Pengikut

Menulis itu Candu

Oleh Mia Endriza Yunita, SP (AlPen Prosa Kalsel)

Aku tak bisa membayangkan bila satu hari saja dari hari-hariku tak kuisi dengan menulis. Kepalaku pusing, tanganku gemetaran, seluruh inderaku bahkan menagih agar aku segera menumpahkan apa yang telah mereka lihat, dengar, hirup, raba, kecap, sentuh di atas kertas. Begitu semuanya telah tertumpahkan. Subhanallah, semuanya terasa begitu indah.
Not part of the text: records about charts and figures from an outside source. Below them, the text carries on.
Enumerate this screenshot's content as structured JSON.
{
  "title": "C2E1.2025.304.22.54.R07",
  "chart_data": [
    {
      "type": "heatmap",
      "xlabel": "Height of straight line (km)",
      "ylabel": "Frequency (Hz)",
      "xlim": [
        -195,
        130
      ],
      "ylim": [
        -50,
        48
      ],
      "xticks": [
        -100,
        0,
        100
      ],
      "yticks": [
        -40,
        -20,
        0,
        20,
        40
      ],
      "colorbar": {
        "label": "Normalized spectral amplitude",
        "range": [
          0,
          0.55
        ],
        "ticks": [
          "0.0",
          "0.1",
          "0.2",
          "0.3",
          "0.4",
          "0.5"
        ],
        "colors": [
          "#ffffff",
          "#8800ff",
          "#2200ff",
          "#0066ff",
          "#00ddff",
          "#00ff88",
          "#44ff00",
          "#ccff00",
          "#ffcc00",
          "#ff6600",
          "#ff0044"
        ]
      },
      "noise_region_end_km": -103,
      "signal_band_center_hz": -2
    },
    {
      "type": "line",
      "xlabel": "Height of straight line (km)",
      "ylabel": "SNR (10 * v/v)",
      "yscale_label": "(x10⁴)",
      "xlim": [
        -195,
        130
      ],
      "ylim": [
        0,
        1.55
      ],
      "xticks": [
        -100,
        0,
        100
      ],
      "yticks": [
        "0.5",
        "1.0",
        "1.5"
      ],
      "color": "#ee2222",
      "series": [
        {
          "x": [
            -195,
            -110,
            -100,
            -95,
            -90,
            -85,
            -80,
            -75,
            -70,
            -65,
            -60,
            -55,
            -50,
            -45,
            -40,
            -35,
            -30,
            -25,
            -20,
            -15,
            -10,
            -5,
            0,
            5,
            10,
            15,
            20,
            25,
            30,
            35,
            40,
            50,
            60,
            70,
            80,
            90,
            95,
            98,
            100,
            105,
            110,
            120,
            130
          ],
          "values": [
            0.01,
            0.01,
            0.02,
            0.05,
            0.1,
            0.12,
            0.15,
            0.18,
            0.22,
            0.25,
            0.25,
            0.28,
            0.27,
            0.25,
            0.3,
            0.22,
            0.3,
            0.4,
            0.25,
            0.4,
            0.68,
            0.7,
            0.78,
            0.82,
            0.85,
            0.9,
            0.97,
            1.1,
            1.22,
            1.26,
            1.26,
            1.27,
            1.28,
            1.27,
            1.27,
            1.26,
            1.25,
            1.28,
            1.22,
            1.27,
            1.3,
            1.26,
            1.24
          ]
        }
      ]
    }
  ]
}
Saat orang-orang mengeluh dan bingung mau menulis apa, aku malah kecanduan menulis. Saat orang-orang bingung mau menulis dari mana, aku malah dengan ringannya mengetikkan jari jemariku di atas notebook dan melahirkan 1, 2, 3 sampai sekian banyak tulisan. Saat orang-orang ramai bergosip ria akan hal-hal yang tak bermutu, aku asyik masyuk merangkai butiran kata menjadi untaian-untaian kalimat penuh makna.
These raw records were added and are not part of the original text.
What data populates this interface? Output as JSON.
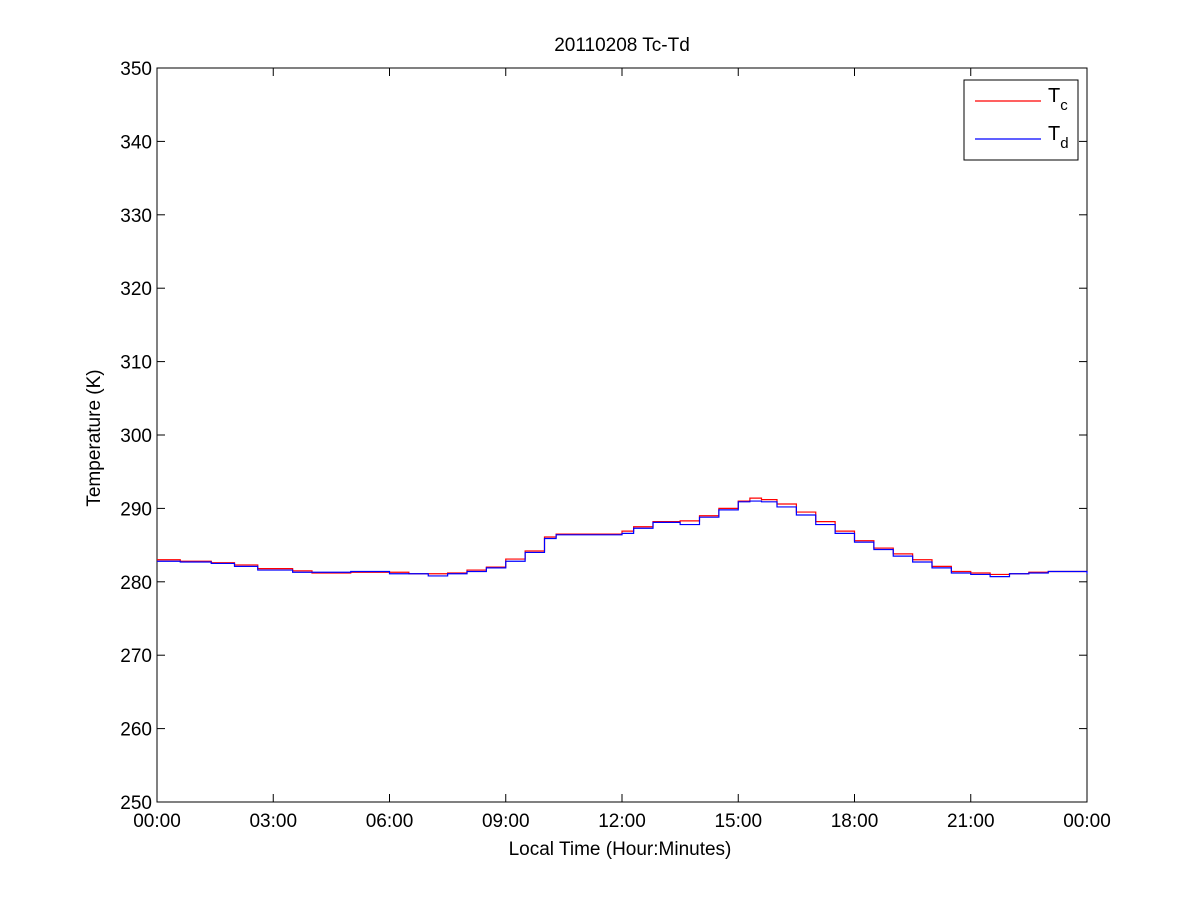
{
  "chart_data": {
    "type": "line",
    "title": "20110208 Tc-Td",
    "xlabel": "Local Time (Hour:Minutes)",
    "ylabel": "Temperature (K)",
    "xlim": [
      0,
      24
    ],
    "ylim": [
      250,
      350
    ],
    "x_ticks": [
      0,
      3,
      6,
      9,
      12,
      15,
      18,
      21,
      24
    ],
    "x_tick_labels": [
      "00:00",
      "03:00",
      "06:00",
      "09:00",
      "12:00",
      "15:00",
      "18:00",
      "21:00",
      "00:00"
    ],
    "y_ticks": [
      250,
      260,
      270,
      280,
      290,
      300,
      310,
      320,
      330,
      340,
      350
    ],
    "y_tick_labels": [
      "250",
      "260",
      "270",
      "280",
      "290",
      "300",
      "310",
      "320",
      "330",
      "340",
      "350"
    ],
    "grid": false,
    "legend_position": "top-right",
    "series": [
      {
        "name": "Tc",
        "legend_main": "T",
        "legend_sub": "c",
        "color": "#ff0000",
        "x": [
          0,
          0.6,
          1.4,
          2.0,
          2.6,
          3.5,
          4.0,
          4.5,
          5.0,
          6.0,
          6.5,
          7.0,
          7.5,
          8.0,
          8.5,
          9.0,
          9.5,
          10.0,
          10.3,
          10.8,
          11.5,
          12.0,
          12.3,
          12.8,
          13.3,
          13.5,
          14.0,
          14.5,
          15.0,
          15.3,
          15.6,
          16.0,
          16.5,
          17.0,
          17.5,
          18.0,
          18.5,
          19.0,
          19.5,
          20.0,
          20.5,
          21.0,
          21.5,
          22.0,
          22.5,
          23.0,
          23.5,
          23.9,
          24.0
        ],
        "y": [
          283.0,
          282.8,
          282.6,
          282.3,
          281.8,
          281.5,
          281.2,
          281.2,
          281.3,
          281.3,
          281.1,
          281.1,
          281.2,
          281.6,
          282.0,
          283.1,
          284.2,
          286.1,
          286.5,
          286.5,
          286.5,
          286.9,
          287.5,
          288.2,
          288.2,
          288.3,
          289.0,
          290.0,
          291.0,
          291.4,
          291.2,
          290.6,
          289.5,
          288.2,
          286.9,
          285.6,
          284.6,
          283.8,
          283.0,
          282.1,
          281.4,
          281.2,
          281.0,
          281.1,
          281.3,
          281.4,
          281.4,
          281.4,
          281.3
        ]
      },
      {
        "name": "Td",
        "legend_main": "T",
        "legend_sub": "d",
        "color": "#0000ff",
        "x": [
          0,
          0.6,
          1.4,
          2.0,
          2.6,
          3.5,
          4.0,
          4.5,
          5.0,
          6.0,
          6.5,
          7.0,
          7.5,
          8.0,
          8.5,
          9.0,
          9.5,
          10.0,
          10.3,
          10.8,
          11.5,
          12.0,
          12.3,
          12.8,
          13.3,
          13.5,
          14.0,
          14.5,
          15.0,
          15.3,
          15.6,
          16.0,
          16.5,
          17.0,
          17.5,
          18.0,
          18.5,
          19.0,
          19.5,
          20.0,
          20.5,
          21.0,
          21.5,
          22.0,
          22.5,
          23.0,
          23.5,
          23.9,
          24.0
        ],
        "y": [
          282.8,
          282.7,
          282.5,
          282.1,
          281.6,
          281.3,
          281.3,
          281.3,
          281.4,
          281.1,
          281.1,
          280.8,
          281.1,
          281.4,
          281.9,
          282.8,
          284.0,
          285.9,
          286.4,
          286.4,
          286.4,
          286.6,
          287.3,
          288.1,
          288.1,
          287.8,
          288.8,
          289.8,
          290.9,
          291.0,
          290.9,
          290.2,
          289.1,
          287.8,
          286.6,
          285.4,
          284.4,
          283.5,
          282.7,
          281.9,
          281.2,
          281.0,
          280.7,
          281.1,
          281.2,
          281.4,
          281.4,
          281.4,
          281.1
        ]
      }
    ]
  }
}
Aku arogan ? Aku seakan mengejek saat tahu bahwa banyak orang sulit menulis ? Mungkin ya, mungkin tidak. Agak bingung saja, benarkah menulis itu sulit ? Menulis dalam artian membuat sebuah tulisan entah artikel, cerpen, surat atau curahan hati. Semua penulis tak ada yang mengakui bahwa 99 % adalah bakat dan 1 % adalah kerja keras. Termasuk aku. Terbukti, dengan proses pembelajaran menulisku yang otodidak, sharing dengan para penulis dan ikut workshop plus kalkulasi tulisan-tulisanku yang masuk recycle bin redaktur, itu semua menjadikan 99 % adalah kerja keras dan 1 % alhamdulillah adalah bakat plus pertolongan Illahi.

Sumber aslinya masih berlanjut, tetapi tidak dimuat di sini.